6)We were to NOT and ensure we did not and do NOT ever apply the deadly hospital medical system COVID protocol (often to our precious elderly parents and grand-parents) of:
a)false positive COVID test
b)isolation of our elderly in the hospital, no family, no visits, no human contact, dying in misery, isolation, lonely, often dehydrated, malnourished
c)sedation with midazolam and diamorphine and other toxic deadly drugs
d) pumping with deadly Remdesivir that is kidney and liver toxic (failed EBOLA drug)
e)intubation and ventilation that killed most on ventilation
7)Remember, till today, there has been no proper study, no randomized controlled trial (RCT), no proper epidemiological observational study that has
a)procedurally and statistically controlled for the effect on the estimates of early treatment
b)procedurally and statistically controlled for the effect on the estimates of natural exposure acquired-adaptive immunity
c)procedurally and statistically controlled for the effect on the estimates of underlying co-morbidities
d)procedurally and statistically controlled for the effect on the estimates of ‘healthy vaccinee effect bias’ where healthy persons typically are the ones who take vaccine etc.

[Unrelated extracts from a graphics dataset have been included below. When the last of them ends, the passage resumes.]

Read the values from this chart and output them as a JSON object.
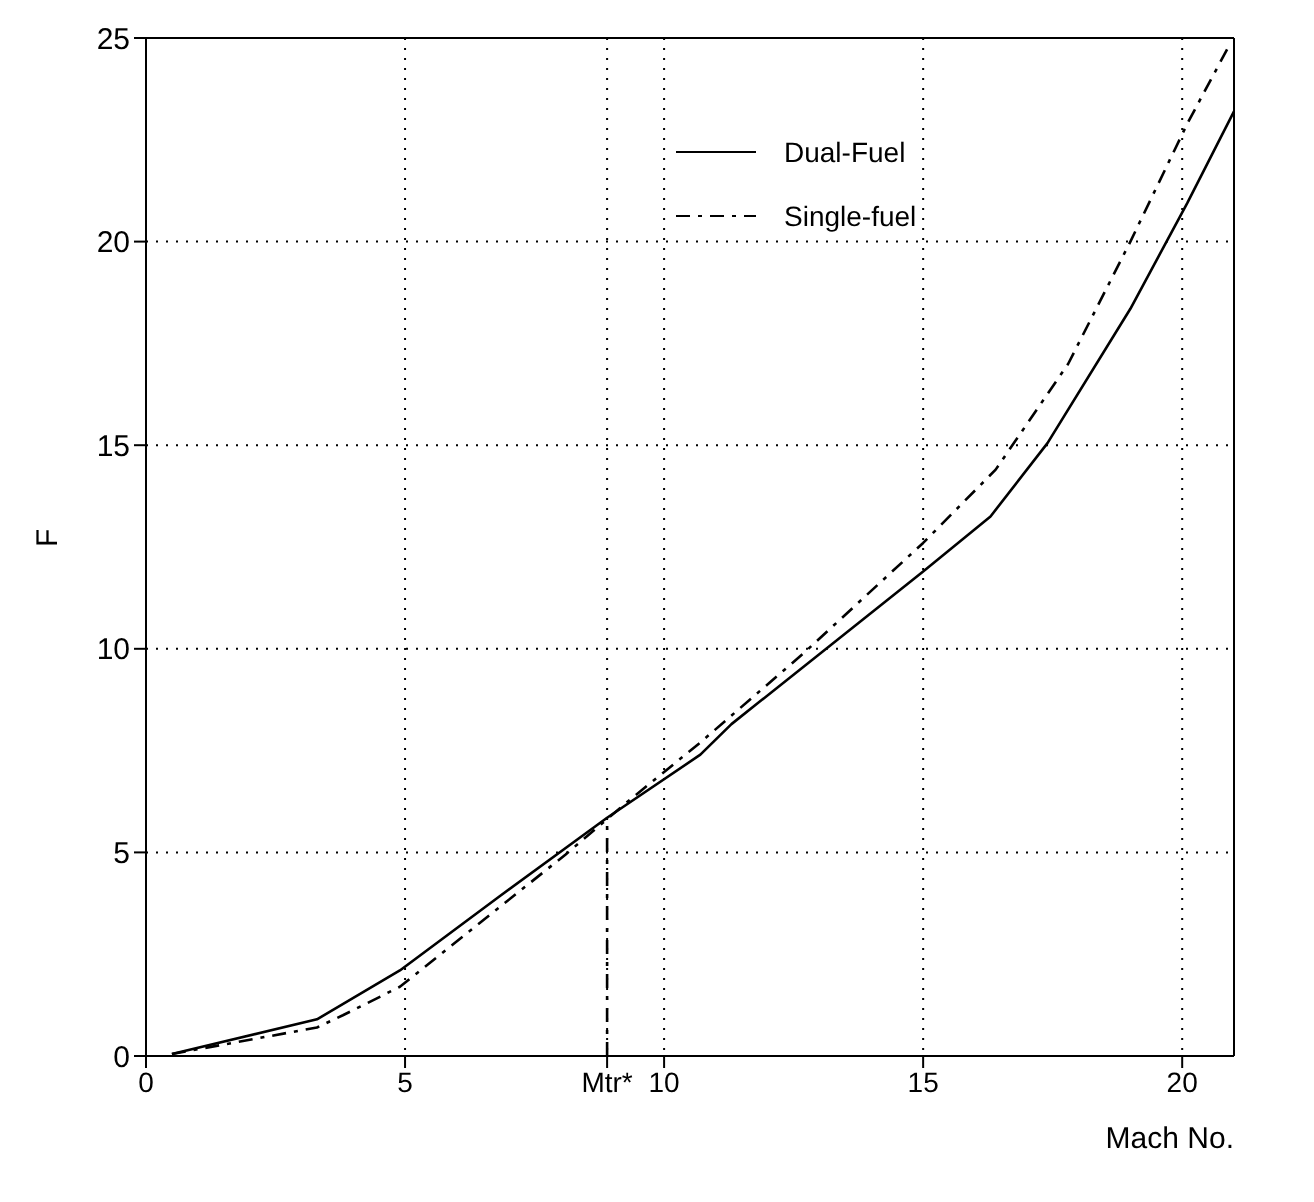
{
  "chart_data": {
    "type": "line",
    "xlabel": "Mach No.",
    "ylabel": "F",
    "xlim": [
      0,
      21
    ],
    "xticks": [
      0,
      5,
      {
        "value": 8.9,
        "label": "Mtr*"
      },
      10,
      15,
      20
    ],
    "ylim": [
      0,
      25
    ],
    "yticks": [
      0,
      5,
      10,
      15,
      20,
      25
    ],
    "grid": true,
    "legend": "top",
    "marker": "none",
    "series": [
      {
        "name": "Dual-Fuel",
        "color": "#000000",
        "line_style": "solid",
        "x": [
          0.5,
          3.3,
          4.9,
          6.8,
          8.9,
          10.7,
          11.3,
          15,
          16.3,
          17.4,
          19,
          20.1,
          21
        ],
        "values": [
          0.05,
          0.9,
          2.1,
          3.9,
          5.85,
          7.4,
          8.15,
          11.9,
          13.25,
          15.05,
          18.35,
          20.95,
          23.2
        ]
      },
      {
        "name": "Single-fuel",
        "color": "#000000",
        "line_style": "dashed",
        "x": [
          0.5,
          3.3,
          3.8,
          4.9,
          8.1,
          9.3,
          10.7,
          12.7,
          15,
          16.4,
          17.8,
          19,
          20.1,
          20.9
        ],
        "values": [
          0.05,
          0.7,
          1,
          1.7,
          4.95,
          6.25,
          7.7,
          9.9,
          12.6,
          14.4,
          17,
          20,
          22.9,
          24.8
        ]
      },
      {
        "color": "#000000",
        "line_style": "dashed",
        "x": [
          8.9,
          8.9
        ],
        "values": [
          0,
          5.85
        ]
      }
    ]
  }
}
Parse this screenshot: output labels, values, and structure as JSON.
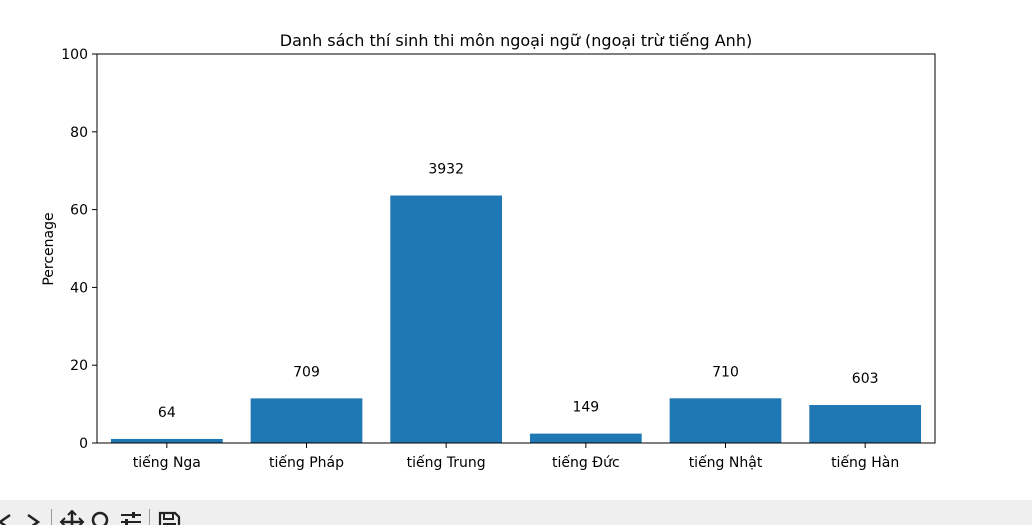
{
  "chart_data": {
    "type": "bar",
    "title": "Danh sách thí sinh thi môn ngoại ngữ (ngoại trừ tiếng Anh)",
    "xlabel": "",
    "ylabel": "Percenage",
    "ylim": [
      0,
      100
    ],
    "yticks": [
      "0",
      "20",
      "40",
      "60",
      "80",
      "100"
    ],
    "categories": [
      "tiếng Nga",
      "tiếng Pháp",
      "tiếng Trung",
      "tiếng Đức",
      "tiếng Nhật",
      "tiếng Hàn"
    ],
    "values": [
      1.04,
      11.47,
      63.62,
      2.41,
      11.49,
      9.76
    ],
    "data_labels": [
      "64",
      "709",
      "3932",
      "149",
      "710",
      "603"
    ],
    "bar_color": "#1f77b4",
    "grid": false
  },
  "toolbar": {
    "buttons": [
      "back-icon",
      "forward-icon",
      "pan-icon",
      "zoom-icon",
      "configure-icon",
      "save-icon"
    ]
  }
}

This is the reason why we should not have used the population as guinea pigs to trial these vaccines as to the long-term effects. The data is showing what would have emerged had Pfizer and Moderna trials been phased properly and to proper sample size, outcome event numbers, and duration of follow-up and this data underscores that the regulator FDA, failed the American population. Health Canada failed the Canadian population. All such regulators caused deaths to their populations and must be investigated and held to account in proper forums.

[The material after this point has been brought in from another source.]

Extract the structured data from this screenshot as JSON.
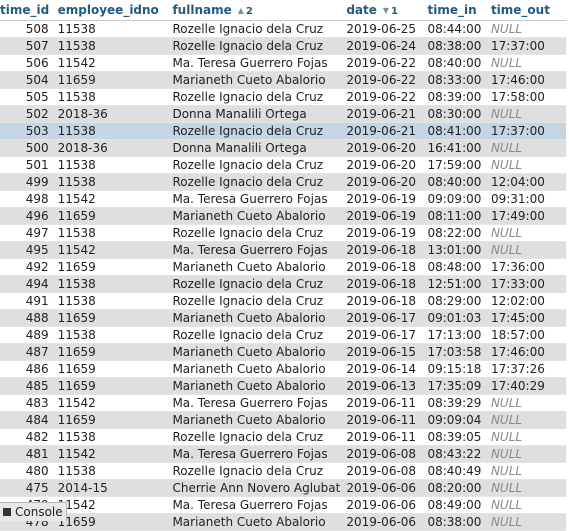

You have to bear in mind that the median/mean age of death from end-stage COVID was 82 to 83 years in February 2020 and remains so today February 2023, 3 years out, and with 2-3 underlying medical conditions. Evidence indicates that those over 70 who died in US had as many as 5 underlying conditions. COVID spared our children unlike seasonal influenza that kills our children and today, the death rate is near zero for children 10 and under and 0.0003% for those 0-19 years. The IFR is settling out to be 0.05% globally ranging I argue and based on superb work by Ioannidis from 0.03 to 0.07% in those up to 70 years. This means that the death rate is at or below seasonal influenza estimated to be about 0.1%. COVID kills at median of about 82 years while life expectancy is about 79 years. This means that COVID did not cut lives short and killed beyond life expectancy. Bear that in mind.